Fishermen took to the mouth of the Kasilof River for opening day of dipnetting, on Tuesday, June 25, 2019, in Kasilof, Alaska. (Photo by Victoria Petersen/Peninsula Clarion)

Fishermen took to the mouth of the Kasilof River for opening day of dipnetting, on Tuesday, June 25, 2019, in Kasilof, Alaska. (Photo by Victoria Petersen/Peninsula Clarion)

Fish and Game amends dipnet guidelines

Kasilof River dipnetting area expanded, bag and possession limit increased

The Department of Fish and Game is increasing the Kasilof River bag and possession limit for sockeye salmon to six fish per day and 12 fish in possession. No more than two salmon per day and two in possession may be coho salmon, a Monday press release from the Department of Fish and Game said.

“Increasing the limits for sockeye salmon allows anglers an opportunity to harvest additional fish to fill their freezer,” area management biologist for the Department of Fish and Game, Colton Lipka, said.

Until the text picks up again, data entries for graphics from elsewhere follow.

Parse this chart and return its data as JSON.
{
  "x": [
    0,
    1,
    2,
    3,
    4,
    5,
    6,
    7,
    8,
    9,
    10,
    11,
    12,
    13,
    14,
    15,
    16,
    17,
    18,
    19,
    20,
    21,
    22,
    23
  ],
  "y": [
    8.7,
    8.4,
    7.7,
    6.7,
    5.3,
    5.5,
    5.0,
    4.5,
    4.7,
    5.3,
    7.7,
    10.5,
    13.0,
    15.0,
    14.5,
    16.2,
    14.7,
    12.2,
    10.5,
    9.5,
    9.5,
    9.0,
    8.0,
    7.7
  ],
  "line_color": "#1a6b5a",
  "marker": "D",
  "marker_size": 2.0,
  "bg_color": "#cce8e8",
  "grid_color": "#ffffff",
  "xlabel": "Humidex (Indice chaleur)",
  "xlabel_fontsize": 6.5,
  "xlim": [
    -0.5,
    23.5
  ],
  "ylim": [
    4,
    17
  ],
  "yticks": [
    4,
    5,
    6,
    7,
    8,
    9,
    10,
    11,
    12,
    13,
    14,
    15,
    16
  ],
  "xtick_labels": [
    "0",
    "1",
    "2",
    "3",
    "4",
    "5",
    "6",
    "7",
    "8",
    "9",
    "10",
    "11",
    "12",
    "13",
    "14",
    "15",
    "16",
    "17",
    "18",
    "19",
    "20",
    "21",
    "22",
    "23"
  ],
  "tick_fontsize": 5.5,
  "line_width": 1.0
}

The bag and possession limits go into effect at 12:01 a.m. Wednesday. The bag and possession limit will stay into effect until Dec. 31.

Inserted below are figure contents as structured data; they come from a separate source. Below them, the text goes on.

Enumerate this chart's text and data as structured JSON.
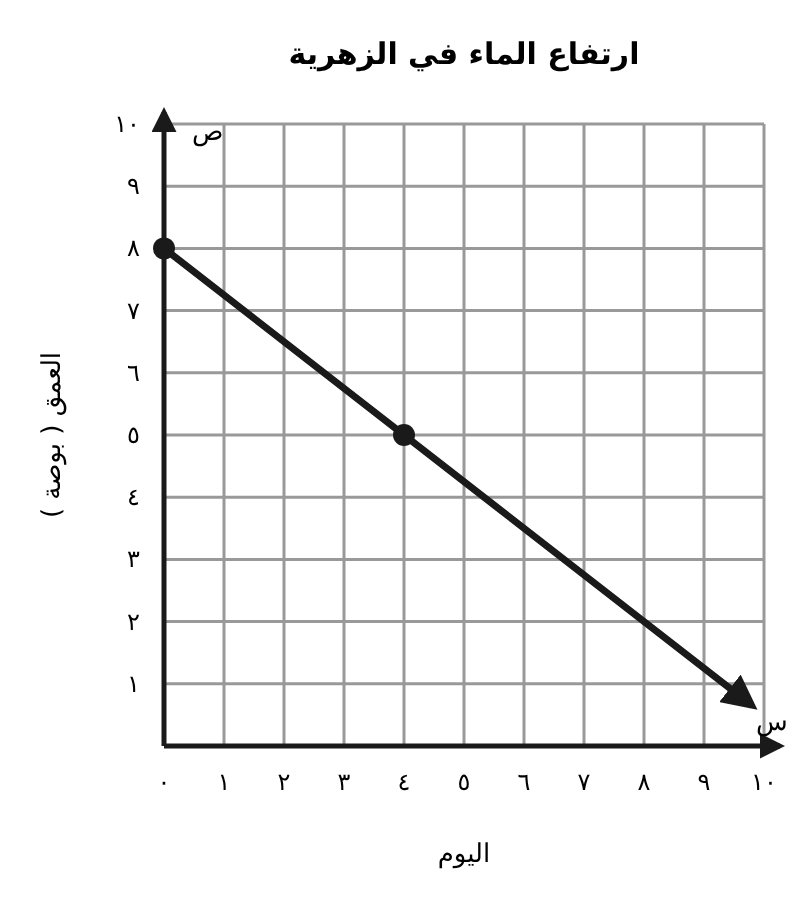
{
  "chart_data": {
    "type": "line",
    "title": "ارتفاع الماء في الزهرية",
    "xlabel": "اليوم",
    "ylabel": "العمق ( بوصة )",
    "annotations": [
      "ص",
      "س"
    ],
    "xlim": [
      0,
      10
    ],
    "ylim": [
      0,
      10
    ],
    "xticks": [
      {
        "value": 0,
        "label": "٠"
      },
      {
        "value": 1,
        "label": "١"
      },
      {
        "value": 2,
        "label": "٢"
      },
      {
        "value": 3,
        "label": "٣"
      },
      {
        "value": 4,
        "label": "٤"
      },
      {
        "value": 5,
        "label": "٥"
      },
      {
        "value": 6,
        "label": "٦"
      },
      {
        "value": 7,
        "label": "٧"
      },
      {
        "value": 8,
        "label": "٨"
      },
      {
        "value": 9,
        "label": "٩"
      },
      {
        "value": 10,
        "label": "١٠"
      }
    ],
    "yticks": [
      {
        "value": 0,
        "label": null
      },
      {
        "value": 1,
        "label": "١"
      },
      {
        "value": 2,
        "label": "٢"
      },
      {
        "value": 3,
        "label": "٣"
      },
      {
        "value": 4,
        "label": "٤"
      },
      {
        "value": 5,
        "label": "٥"
      },
      {
        "value": 6,
        "label": "٦"
      },
      {
        "value": 7,
        "label": "٧"
      },
      {
        "value": 8,
        "label": "٨"
      },
      {
        "value": 9,
        "label": "٩"
      },
      {
        "value": 10,
        "label": "١٠"
      }
    ],
    "grid": true,
    "series": [
      {
        "color": "#1a1a1a",
        "x": [
          0,
          4,
          9.8
        ],
        "values": [
          8,
          5,
          0.65
        ],
        "marker": "none"
      },
      {
        "type": "scatter",
        "color": "#1a1a1a",
        "x": [
          0,
          4
        ],
        "values": [
          8,
          5
        ],
        "marker": "circle"
      }
    ]
  }
}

As of Sunday, a total of 231,900 sockeye salmon have passed the Kasilof River sonar site.

The current escapement of sockeye salmon in the Kasilof River is proceeding at a rate projected to exceed the biological escapement goal.

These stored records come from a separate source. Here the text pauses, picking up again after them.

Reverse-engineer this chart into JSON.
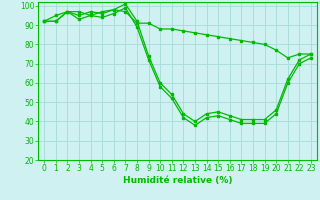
{
  "xlabel": "Humidité relative (%)",
  "xlim": [
    -0.5,
    23.5
  ],
  "ylim": [
    20,
    102
  ],
  "yticks": [
    20,
    30,
    40,
    50,
    60,
    70,
    80,
    90,
    100
  ],
  "xticks": [
    0,
    1,
    2,
    3,
    4,
    5,
    6,
    7,
    8,
    9,
    10,
    11,
    12,
    13,
    14,
    15,
    16,
    17,
    18,
    19,
    20,
    21,
    22,
    23
  ],
  "background_color": "#cff1f1",
  "grid_color": "#aadddd",
  "line_color": "#00bb00",
  "series": [
    [
      92,
      95,
      97,
      97,
      95,
      97,
      98,
      97,
      91,
      91,
      88,
      88,
      87,
      86,
      85,
      84,
      83,
      82,
      81,
      80,
      77,
      73,
      75,
      75
    ],
    [
      92,
      92,
      97,
      95,
      97,
      96,
      98,
      101,
      92,
      74,
      60,
      54,
      44,
      40,
      44,
      45,
      43,
      41,
      41,
      41,
      46,
      62,
      72,
      75
    ],
    [
      92,
      92,
      97,
      93,
      95,
      94,
      96,
      99,
      89,
      72,
      58,
      52,
      42,
      38,
      42,
      43,
      41,
      39,
      39,
      39,
      44,
      60,
      70,
      73
    ]
  ]
}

In addition to increasing bag and possession limits, the Department of Fish and Game also issued an emergency order expanding the area open to dipnetting.

Dipnetting from the shore will be allowed in an expanded area, from Department of Fish and Game markers on Cook Inlet beaches upstream to the Sterling Highway Bridge. Dipnetting from a boat is allowed from the Department of Fish and Game markers located on Cook Inlet beaches upstream to Department of Fish and Game markers at approximately river mile 3 of the Kasilof River.

The expansion of the dipnetting area goes into effect at 12:01 a.m. Wednesday. The dipnet area expansion is in effect until 11:59 p.m. Aug. 7.

Dipnetting on the Kasilof River is allowed 24 hours a day, seven days a week, and requires an Upper Cook Inlet Personal use permit and a 2019 Resident Sport Fishing license. Only Alaska residents may participate. King salmon or other non-salmon species may not be kept, the release said.